SSE Renewables to build 100MW Offaly windfarm by 2022

18 Dec 2019

Image: © Ire DronePhotography/

SSE Renewables has announced plans to build a 100MW windfarm in the midlands that could power more than 50,000 homes annually.

Ireland’s onshore wind supply is set to be boosted with the construction of a 100MW windfarm at the Yellow River project outside Rhode, Co Offaly. SSE Renewables announced today (18 December) that it had acquired the site, which will host 29 turbines.

Preparation works have already commenced at the site, with construction expected to start late next year and an expected completion date of 2022. Around 80 construction jobs will be created during the project’s peak delivery.

SSE Renewables said that, once completed, the windfarm will be capable of generating enough renewable electricity to power more than 50,000 homes annually and offset more than 2m tonnes of carbon emissions during its 25-year lifespan.

“The acquisition of this large-scale, shovel-ready construction project further reinforces that position at a time when there is a renewed drive by Government to support the delivery of new renewable energy to meet the country’s 2030 climate action targets,” said Paul Cooley, director of capital projects at SSE Renewables.

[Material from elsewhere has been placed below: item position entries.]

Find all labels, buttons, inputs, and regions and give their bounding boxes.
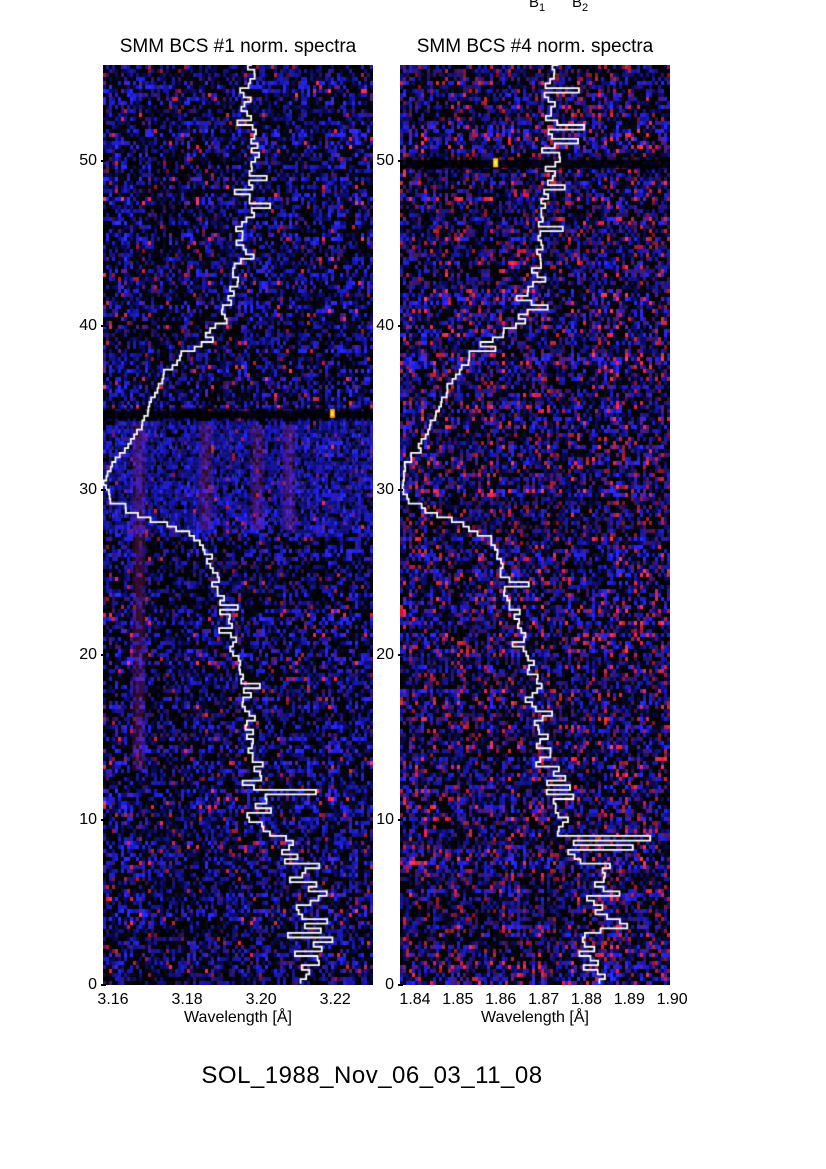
y-tick-label: 10 (376, 811, 394, 829)
x-tick-label: 1.87 (527, 991, 560, 1008)
y-tick-mark (101, 654, 106, 657)
line-label-b1-subscript: 1 (539, 2, 546, 14)
x-tick-label: 1.85 (442, 991, 474, 1008)
y-tick-label: 0 (88, 976, 97, 993)
y-tick-label: 40 (376, 316, 394, 334)
panel1-xaxis-label: Wavelength [Å] (184, 1009, 292, 1026)
y-tick-mark (398, 324, 403, 327)
y-tick-mark (101, 819, 106, 822)
y-tick-label: 50 (376, 151, 394, 169)
y-tick-mark (398, 819, 403, 822)
x-tick-label: 3.22 (319, 991, 351, 1008)
spectral-line-label-b1: B1 (529, 0, 545, 14)
y-tick-label: 30 (79, 481, 97, 499)
line-label-b2-text: B (572, 0, 583, 11)
y-tick-mark (398, 489, 403, 492)
x-tick-label: 3.20 (245, 991, 277, 1008)
line-label-b2-subscript: 2 (582, 2, 589, 14)
x-tick-label: 3.16 (97, 991, 129, 1008)
spectrogram-panel-4 (400, 65, 670, 985)
spectrogram-panel-1 (103, 65, 373, 985)
y-tick-label: 10 (79, 811, 97, 829)
x-tick-label: 1.89 (613, 991, 645, 1008)
x-tick-label: 1.90 (656, 991, 688, 1008)
x-tick-label: 1.88 (570, 991, 602, 1008)
y-tick-mark (101, 984, 106, 986)
y-tick-label: 20 (376, 646, 394, 664)
line-label-b1-text: B (529, 0, 540, 11)
y-tick-mark (101, 159, 106, 162)
y-tick-mark (398, 159, 403, 162)
x-tick-label: 1.84 (399, 991, 431, 1008)
y-tick-mark (101, 489, 106, 492)
panel4-xaxis-label: Wavelength [Å] (481, 1009, 589, 1026)
panel1-title: SMM BCS #1 norm. spectra (119, 36, 357, 57)
y-tick-label: 0 (385, 976, 394, 993)
y-tick-label: 30 (376, 481, 394, 499)
x-tick-label: 3.18 (171, 991, 203, 1008)
panel4-title: SMM BCS #4 norm. spectra (416, 36, 654, 57)
y-tick-mark (101, 324, 106, 327)
spectral-line-label-b2: B2 (572, 0, 588, 14)
y-tick-label: 40 (79, 316, 97, 334)
y-tick-mark (398, 654, 403, 657)
x-tick-label: 1.86 (485, 991, 517, 1008)
y-tick-mark (398, 984, 403, 986)
y-tick-label: 20 (79, 646, 97, 664)
y-tick-label: 50 (79, 151, 97, 169)
figure-caption: SOL_1988_Nov_06_03_11_08 (201, 1062, 543, 1089)
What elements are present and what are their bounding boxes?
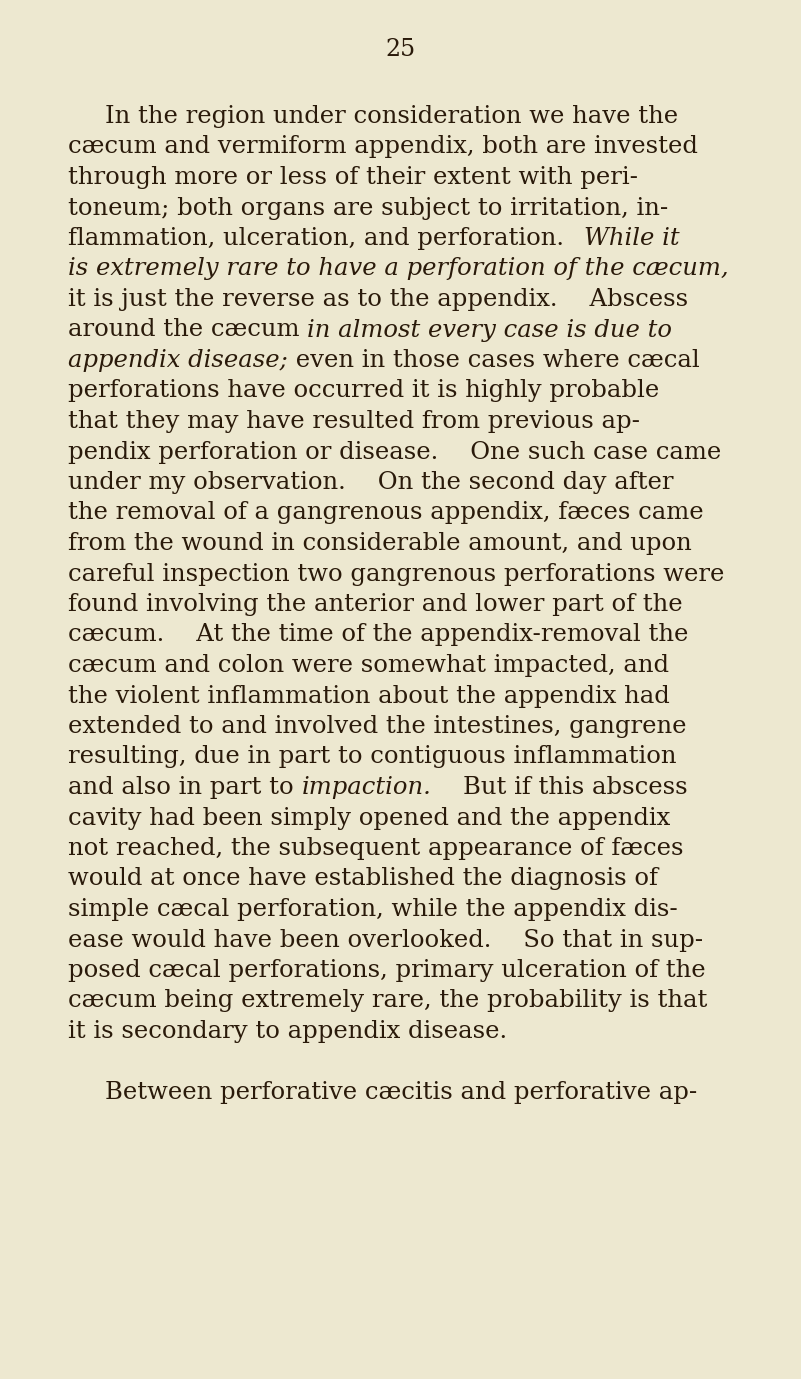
Text: and also in part to: and also in part to xyxy=(68,776,301,798)
Text: the violent inflammation about the appendix had: the violent inflammation about the appen… xyxy=(68,684,670,707)
Text: While it: While it xyxy=(584,228,679,250)
Text: But if this abscess: But if this abscess xyxy=(431,776,688,798)
Text: impaction.: impaction. xyxy=(301,776,431,798)
Text: ease would have been overlooked.  So that in sup-: ease would have been overlooked. So that… xyxy=(68,928,703,952)
Text: cæcum.  At the time of the appendix-removal the: cæcum. At the time of the appendix-remov… xyxy=(68,623,688,647)
Text: cavity had been simply opened and the appendix: cavity had been simply opened and the ap… xyxy=(68,807,670,830)
Text: simple cæcal perforation, while the appendix dis-: simple cæcal perforation, while the appe… xyxy=(68,898,678,921)
Text: that they may have resulted from previous ap-: that they may have resulted from previou… xyxy=(68,410,640,433)
Text: not reached, the subsequent appearance of fæces: not reached, the subsequent appearance o… xyxy=(68,837,683,860)
Text: Between perforative cæcitis and perforative ap-: Between perforative cæcitis and perforat… xyxy=(105,1081,697,1105)
Text: is extremely rare to have a perforation of the cæcum,: is extremely rare to have a perforation … xyxy=(68,258,729,280)
Text: pendix perforation or disease.  One such case came: pendix perforation or disease. One such … xyxy=(68,440,721,463)
Text: even in those cases where cæcal: even in those cases where cæcal xyxy=(288,349,699,372)
Text: found involving the anterior and lower part of the: found involving the anterior and lower p… xyxy=(68,593,682,616)
Text: flammation, ulceration, and perforation.: flammation, ulceration, and perforation. xyxy=(68,228,584,250)
Text: cæcum being extremely rare, the probability is that: cæcum being extremely rare, the probabil… xyxy=(68,990,707,1012)
Text: perforations have occurred it is highly probable: perforations have occurred it is highly … xyxy=(68,379,659,403)
Text: the removal of a gangrenous appendix, fæces came: the removal of a gangrenous appendix, fæ… xyxy=(68,502,703,524)
Text: toneum; both organs are subject to irritation, in-: toneum; both organs are subject to irrit… xyxy=(68,196,668,219)
Text: it is secondary to appendix disease.: it is secondary to appendix disease. xyxy=(68,1020,507,1043)
Text: In the region under consideration we have the: In the region under consideration we hav… xyxy=(105,105,678,128)
Text: under my observation.  On the second day after: under my observation. On the second day … xyxy=(68,472,674,494)
Text: posed cæcal perforations, primary ulceration of the: posed cæcal perforations, primary ulcera… xyxy=(68,958,706,982)
Text: appendix disease;: appendix disease; xyxy=(68,349,288,372)
Text: would at once have established the diagnosis of: would at once have established the diagn… xyxy=(68,867,658,891)
Text: careful inspection two gangrenous perforations were: careful inspection two gangrenous perfor… xyxy=(68,563,724,586)
Text: 25: 25 xyxy=(385,39,416,61)
Text: in almost every case is due to: in almost every case is due to xyxy=(308,319,672,342)
Text: cæcum and colon were somewhat impacted, and: cæcum and colon were somewhat impacted, … xyxy=(68,654,669,677)
Text: around the cæcum: around the cæcum xyxy=(68,319,308,342)
Text: from the wound in considerable amount, and upon: from the wound in considerable amount, a… xyxy=(68,532,692,554)
Text: extended to and involved the intestines, gangrene: extended to and involved the intestines,… xyxy=(68,714,686,738)
Text: cæcum and vermiform appendix, both are invested: cæcum and vermiform appendix, both are i… xyxy=(68,135,698,159)
Text: resulting, due in part to contiguous inflammation: resulting, due in part to contiguous inf… xyxy=(68,746,677,768)
Text: it is just the reverse as to the appendix.  Abscess: it is just the reverse as to the appendi… xyxy=(68,288,688,312)
Text: through more or less of their extent with peri-: through more or less of their extent wit… xyxy=(68,165,638,189)
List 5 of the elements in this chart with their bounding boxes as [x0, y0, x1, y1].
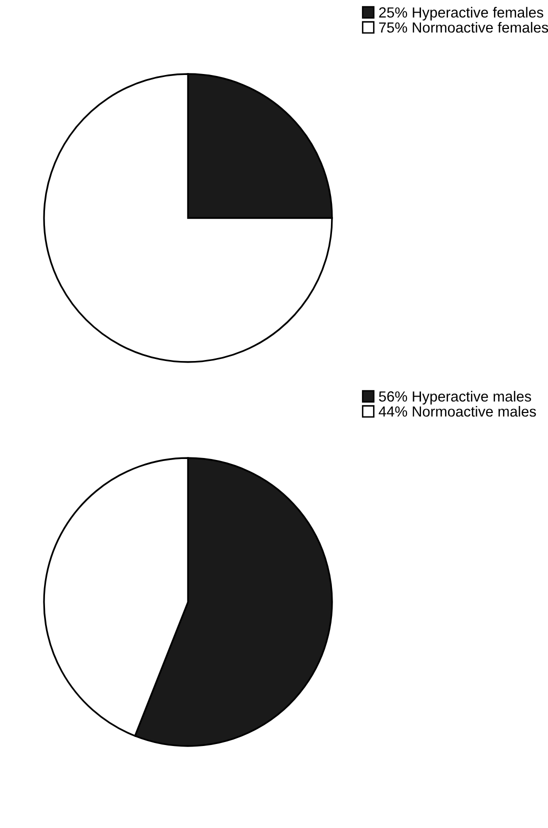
- legend-label: 25% Hyperactive females: [379, 6, 544, 21]
- legend-label: 56% Hyperactive males: [379, 390, 532, 405]
- pie-slice: [43, 73, 333, 363]
- legend-label: 75% Normoactive females: [379, 22, 548, 33]
- legend-label: 44% Normoactive males: [378, 406, 536, 417]
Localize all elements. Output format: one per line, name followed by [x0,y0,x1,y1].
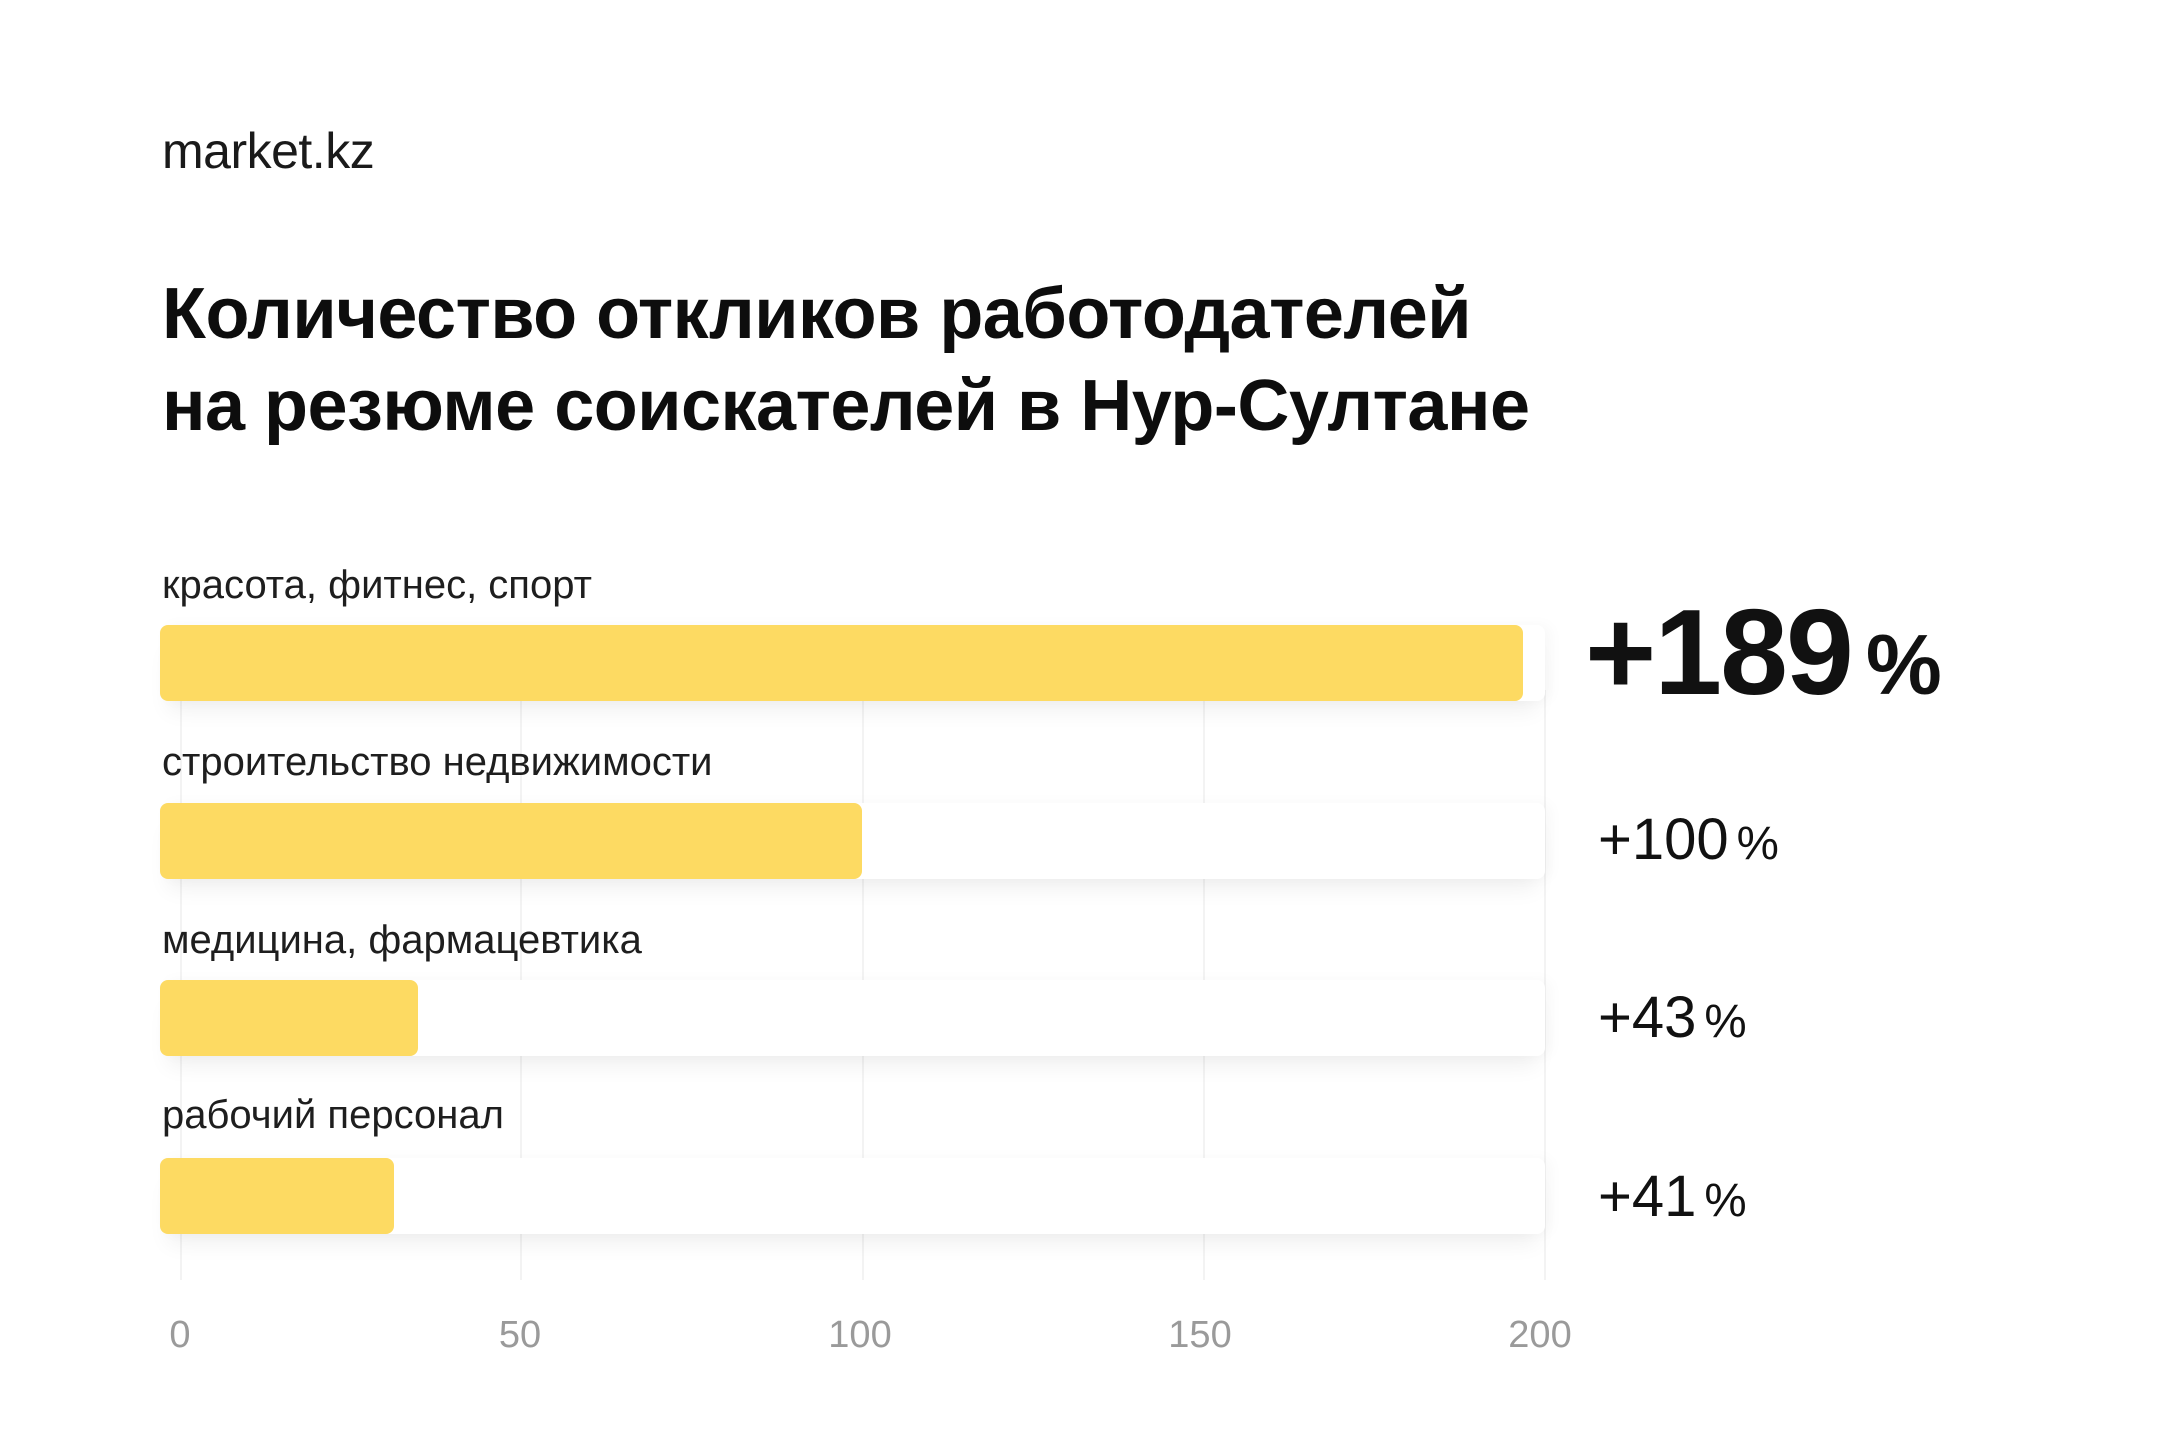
percent-sign: % [1736,817,1779,870]
category-label: рабочий персонал [162,1093,504,1137]
percent-sign: % [1704,995,1747,1048]
value-label: +43% [1598,984,1747,1051]
value-number: +41 [1598,1164,1697,1229]
percent-sign: % [1704,1174,1747,1227]
x-tick-label: 0 [169,1314,191,1356]
bar [160,1158,394,1234]
chart-title: Количество откликов работодателей на рез… [162,268,1530,452]
value-label: +100% [1598,806,1779,873]
bar-track [160,980,1545,1056]
x-tick-label: 200 [1508,1314,1572,1356]
bar [160,625,1523,701]
x-tick-label: 50 [498,1314,542,1356]
x-tick-label: 150 [1168,1314,1232,1356]
chart-title-line-2: на резюме соискателей в Нур-Султане [162,366,1530,446]
gridline-200 [1544,690,1546,1280]
bar-track [160,803,1545,879]
percent-sign: % [1865,618,1942,713]
value-number: +100 [1598,807,1729,872]
x-tick-label: 100 [828,1314,892,1356]
brand-logo-text: market.kz [162,123,375,179]
bar-track [160,1158,1545,1234]
chart-title-line-1: Количество откликов работодателей [162,274,1472,354]
category-label: строительство недвижимости [162,740,713,784]
value-label: +41% [1598,1163,1747,1230]
category-label: медицина, фармацевтика [162,918,642,962]
bar-track [160,625,1545,701]
bar [160,803,862,879]
bar [160,980,418,1056]
category-label: красота, фитнес, спорт [162,563,592,607]
value-label: +189% [1585,582,1942,722]
value-number: +43 [1598,985,1697,1050]
value-number: +189 [1585,584,1854,720]
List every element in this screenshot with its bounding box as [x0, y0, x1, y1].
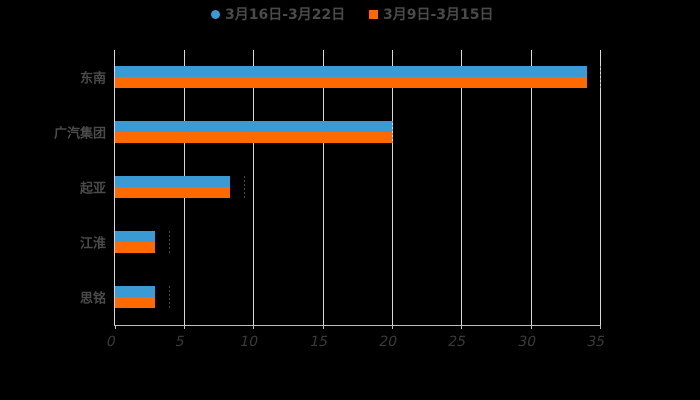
x-tick-label: 35	[585, 334, 607, 350]
legend-item-week-0316[interactable]: 3月16日-3月22日	[211, 4, 345, 24]
x-tick	[184, 325, 185, 329]
bar-week-0309[interactable]	[115, 297, 155, 308]
legend-marker-circle-icon	[211, 9, 220, 19]
bar-week-0309[interactable]	[115, 132, 392, 143]
gridline	[600, 50, 601, 325]
bar-week-0309[interactable]	[115, 77, 587, 88]
hidden-data-label	[169, 231, 170, 253]
hidden-data-label	[392, 121, 393, 143]
x-tick	[531, 325, 532, 329]
x-tick-label: 20	[377, 334, 399, 350]
x-tick	[461, 325, 462, 329]
hidden-data-label	[169, 286, 170, 308]
hidden-data-label	[244, 176, 245, 198]
y-category-label: 江淮	[79, 236, 106, 252]
bar-week-0309[interactable]	[115, 242, 155, 253]
bar-week-0316[interactable]	[115, 176, 230, 187]
bar-week-0316[interactable]	[115, 286, 155, 297]
legend-label: 3月16日-3月22日	[225, 7, 346, 23]
y-category-label: 思铭	[79, 291, 106, 307]
bar-week-0309[interactable]	[115, 187, 230, 198]
bar-week-0316[interactable]	[115, 121, 392, 132]
y-category-label: 东南	[79, 71, 106, 87]
x-tick	[323, 325, 324, 329]
y-category-label: 广汽集团	[53, 126, 106, 142]
x-tick-label: 25	[446, 334, 468, 350]
gridline	[253, 50, 254, 325]
x-tick	[115, 325, 116, 329]
chart-legend: 3月16日-3月22日 3月9日-3月15日	[0, 4, 700, 24]
bar-week-0316[interactable]	[115, 231, 155, 242]
bar-week-0316[interactable]	[115, 66, 587, 77]
legend-marker-square-icon	[369, 9, 378, 19]
gridline	[461, 50, 462, 325]
x-tick	[600, 325, 601, 329]
hidden-data-label	[600, 66, 601, 88]
x-tick-label: 10	[238, 334, 260, 350]
x-tick	[253, 325, 254, 329]
legend-label: 3月9日-3月15日	[383, 7, 494, 23]
x-tick-label: 0	[104, 334, 118, 350]
y-category-label: 起亚	[79, 181, 106, 197]
gridline	[531, 50, 532, 325]
gridline	[323, 50, 324, 325]
legend-item-week-0309[interactable]: 3月9日-3月15日	[369, 4, 494, 24]
gridline	[392, 50, 393, 325]
x-tick	[392, 325, 393, 329]
x-axis-line	[114, 325, 600, 326]
y-axis-line	[114, 50, 115, 326]
x-tick-label: 30	[516, 334, 538, 350]
x-tick-label: 5	[173, 334, 187, 350]
x-tick-label: 15	[308, 334, 330, 350]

“Yellow River windfarm will contribute towards our ambition of developing and building enough renewable energy capacity to treble annual output of renewable electricity to 30TWh by 2030.”

The company currently owns and operates 708MW of onshore wind capacity across the island with a pipeline of approximately 600MW in future onshore developments.

With offshore, SSE Renewables is currently developing the second phase of the Arklow Bank Wind Park off Co Wicklow, which can generate up to 800MW. It is also in the early stages of work on two new projects including the 800MW Braymore Point off the north-east coast and the 800MW Celtic Sea array off the south-east coast.

Other companies are also expanding their windfarm portfolio of late, with Greencoat Renewables purchasing the Killala site in Mayo for €37.2m in November, which will have a capacity of more than 20MW by the end of next year.